Synthetic oligonucleotides (18-mers) containing either a single deoxyadenosine residue or a single deoxyguanosine residue were treated with aristolochic acid I (AAI) or aristolochic acid II (AAII), the main components of the plant carcinogen aristolochic acid (AA). These reactions resulted in the formation of site-specifically adducted oligonucleotides containing the two known AAI-DNA adducts (dA-AAI, dG-AAI) or the two known AAII-DNA adducts (dA-AAII, dG-AAII) at position 15 from the 3' end. Using HPLC chromatography, the oligonucleotides were purified and subsequently shown to contain the adducts of interest by 32P-postlabelling. The adducted oligonucleotides were used as templates in primer (11-mer) extension reactions catalysed by modified bacteriophage T7 DNA polymerase (Sequenase). Regardless of the type of DNA adduct examined, DNA synthesis was blocked predominantly (80-90%) at the nucleotide 3' to each adduct, although primer extension to the full length of the template was noted with unmodified control templates. However, 15 nucleotide products, indicating blocking of DNA synthesis after incorporation of a nucleotide opposite the adduct and translesional synthesis products were formed in all cases in different amounts, depending on the adduct structure. When a 14-mer primer together with high dNTP concentrations was used to examine nucleotide incorporation directly across from the four different purine adducts we found that the deoxyadenosine adducts (dA-AAI and dA-AAII) allowed incorporation of dAMP and dTMP equally well, whereas the deoxyguanosine adducts (dG-AAI and dG-AAII) allowed preferential incorporation of dCMP. Molecular dynamic simulations showed that the aristolactam moiety of all adducts exhibit a strong stacking, with the adenine residue at the 3' end of the 14-mer primer.
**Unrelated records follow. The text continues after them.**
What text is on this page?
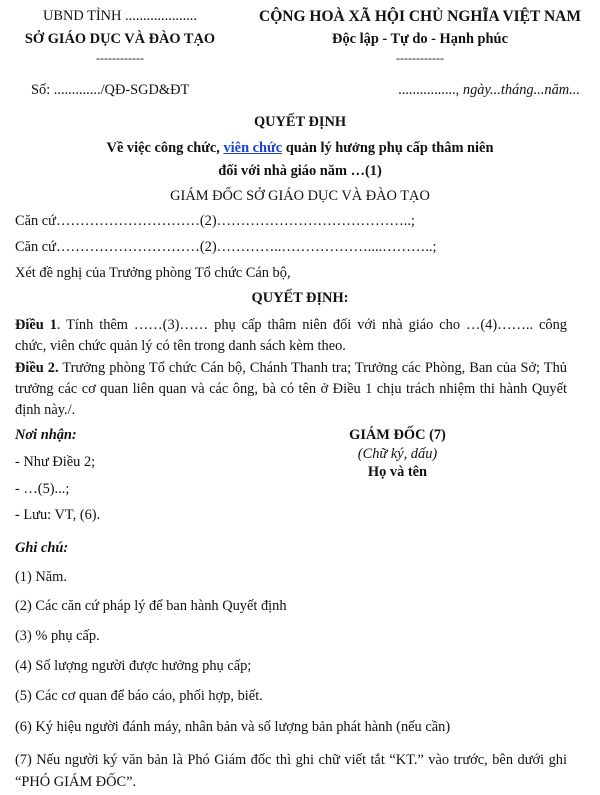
UBND TỈNH ....................
SỞ GIÁO DỤC VÀ ĐÀO TẠO
------------
CỘNG HOÀ XÃ HỘI CHỦ NGHĨA VIỆT NAM
Độc lập - Tự do - Hạnh phúc
------------
Số: ............./QĐ-SGD&ĐT	................, ngày...tháng...năm...
QUYẾT ĐỊNH
Về việc công chức, viên chức quản lý hưởng phụ cấp thâm niên
đối với nhà giáo năm …(1)
GIÁM ĐỐC SỞ GIÁO DỤC VÀ ĐÀO TẠO
Căn cứ…………………………(2)…………………………………..;
Căn cứ…………………………(2)…………..………………....………..;
Xét đề nghị của Trưởng phòng Tổ chức Cán bộ,
QUYẾT ĐỊNH:
Điều 1. Tính thêm ……(3)…… phụ cấp thâm niên đối với nhà giáo cho …(4)…….. công chức, viên chức quản lý có tên trong danh sách kèm theo.
Điều 2. Trưởng phòng Tổ chức Cán bộ, Chánh Thanh tra; Trưởng các Phòng, Ban của Sở; Thủ trưởng các cơ quan liên quan và các ông, bà có tên ở Điều 1 chịu trách nhiệm thi hành Quyết định này./.
Nơi nhận:
- Như Điều 2;
- …(5)...;
- Lưu: VT, (6).
GIÁM ĐỐC (7)
(Chữ ký, dấu)
Họ và tên
Ghi chú:
(1) Năm.
(2) Các căn cứ pháp lý để ban hành Quyết định
(3) % phụ cấp.
(4) Số lượng người được hưởng phụ cấp;
(5) Các cơ quan để báo cáo, phối hợp, biết.
(6) Ký hiệu người đánh máy, nhân bản và số lượng bản phát hành (nếu cần)
(7) Nếu người ký văn bản là Phó Giám đốc thì ghi chữ viết tắt “KT.” vào trước, bên dưới ghi “PHÓ GIÁM ĐỐC”.
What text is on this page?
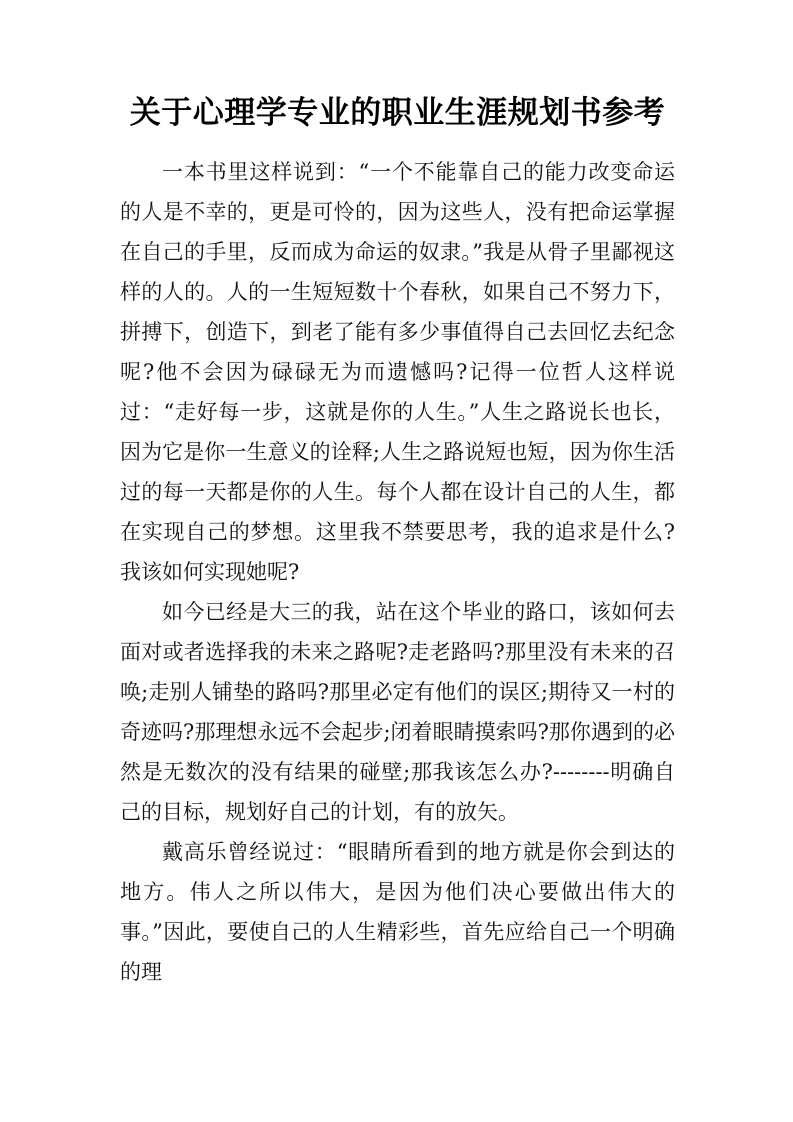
关于心理学专业的职业生涯规划书参考

一本书里这样说到：“一个不能靠自己的能力改变命运的人是不幸的，更是可怜的，因为这些人，没有把命运掌握在自己的手里，反而成为命运的奴隶。”我是从骨子里鄙视这样的人的。人的一生短短数十个春秋，如果自己不努力下，拼搏下，创造下，到老了能有多少事值得自己去回忆去纪念呢?他不会因为碌碌无为而遗憾吗?记得一位哲人这样说过：“走好每一步，这就是你的人生。”人生之路说长也长，因为它是你一生意义的诠释;人生之路说短也短，因为你生活过的每一天都是你的人生。每个人都在设计自己的人生，都在实现自己的梦想。这里我不禁要思考，我的追求是什么?我该如何实现她呢?

如今已经是大三的我，站在这个毕业的路口，该如何去面对或者选择我的未来之路呢?走老路吗?那里没有未来的召唤;走别人铺垫的路吗?那里必定有他们的误区;期待又一村的奇迹吗?那理想永远不会起步;闭着眼睛摸索吗?那你遇到的必然是无数次的没有结果的碰壁;那我该怎么办?--------明确自己的目标，规划好自己的计划，有的放矢。

戴高乐曾经说过：“眼睛所看到的地方就是你会到达的地方。伟人之所以伟大，是因为他们决心要做出伟大的事。”因此，要使自己的人生精彩些，首先应给自己一个明确的理
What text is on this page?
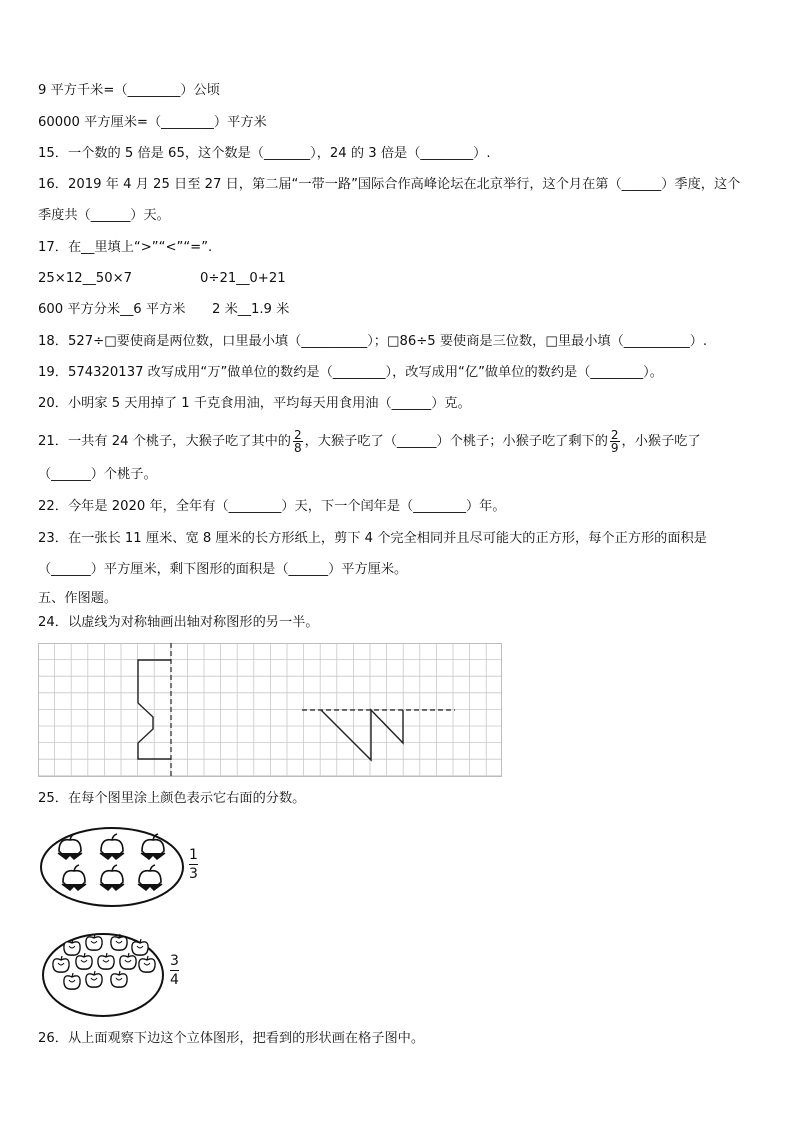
9 平方千米=（________）公顷
60000 平方厘米=（________）平方米
15．一个数的 5 倍是 65，这个数是（_______），24 的 3 倍是（________）.
16．2019 年 4 月 25 日至 27 日，第二届“一带一路”国际合作高峰论坛在北京举行，这个月在第（______）季度，这个
季度共（______）天。
17．在__里填上“>”“<”“=”.
25×12__50×7	0÷21__0+21
600 平方分米__6 平方米 2 米__1.9 米
18．527÷□要使商是两位数，口里最小填（__________）；□86÷5 要使商是三位数，□里最小填（__________）.
19．574320137 改写成用“万”做单位的数约是（________），改写成用“亿”做单位的数约是（________）。
20．小明家 5 天用掉了 1 千克食用油，平均每天用食用油（______）克。
21．一共有 24 个桃子，大猴子吃了其中的 $\frac{2}{8}$ ，大猴子吃了（______）个桃子；小猴子吃了剩下的 $\frac{2}{9}$ ，小猴子吃了
（______）个桃子。
22．今年是 2020 年，全年有（________）天，下一个闰年是（________）年。
23．在一张长 11 厘米、宽 8 厘米的长方形纸上，剪下 4 个完全相同并且尽可能大的正方形，每个正方形的面积是
（______）平方厘米，剩下图形的面积是（______）平方厘米。
五、作图题。
24．以虚线为对称轴画出轴对称图形的另一半。
25．在每个图里涂上颜色表示它右面的分数。
$\frac{1}{3}$
$\frac{3}{4}$
26．从上面观察下边这个立体图形，把看到的形状画在格子图中。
These studies demonstrate that all AA purine adducts provide severe blocks to DNA replication and that the guanine adducts may not be very efficient mutagenic lesions. In contrast, the translesional bypass past adenine adducts of the aristolochic acids suggests a mutagenic potential resulting from dAMP incorporation by polymerase. AT-->TA transversion mutations would be the mutagenic consequences of AA adenine adducts, which are consistent with the activating mutations of c-ras genes found in AA-induced tumours of rodents.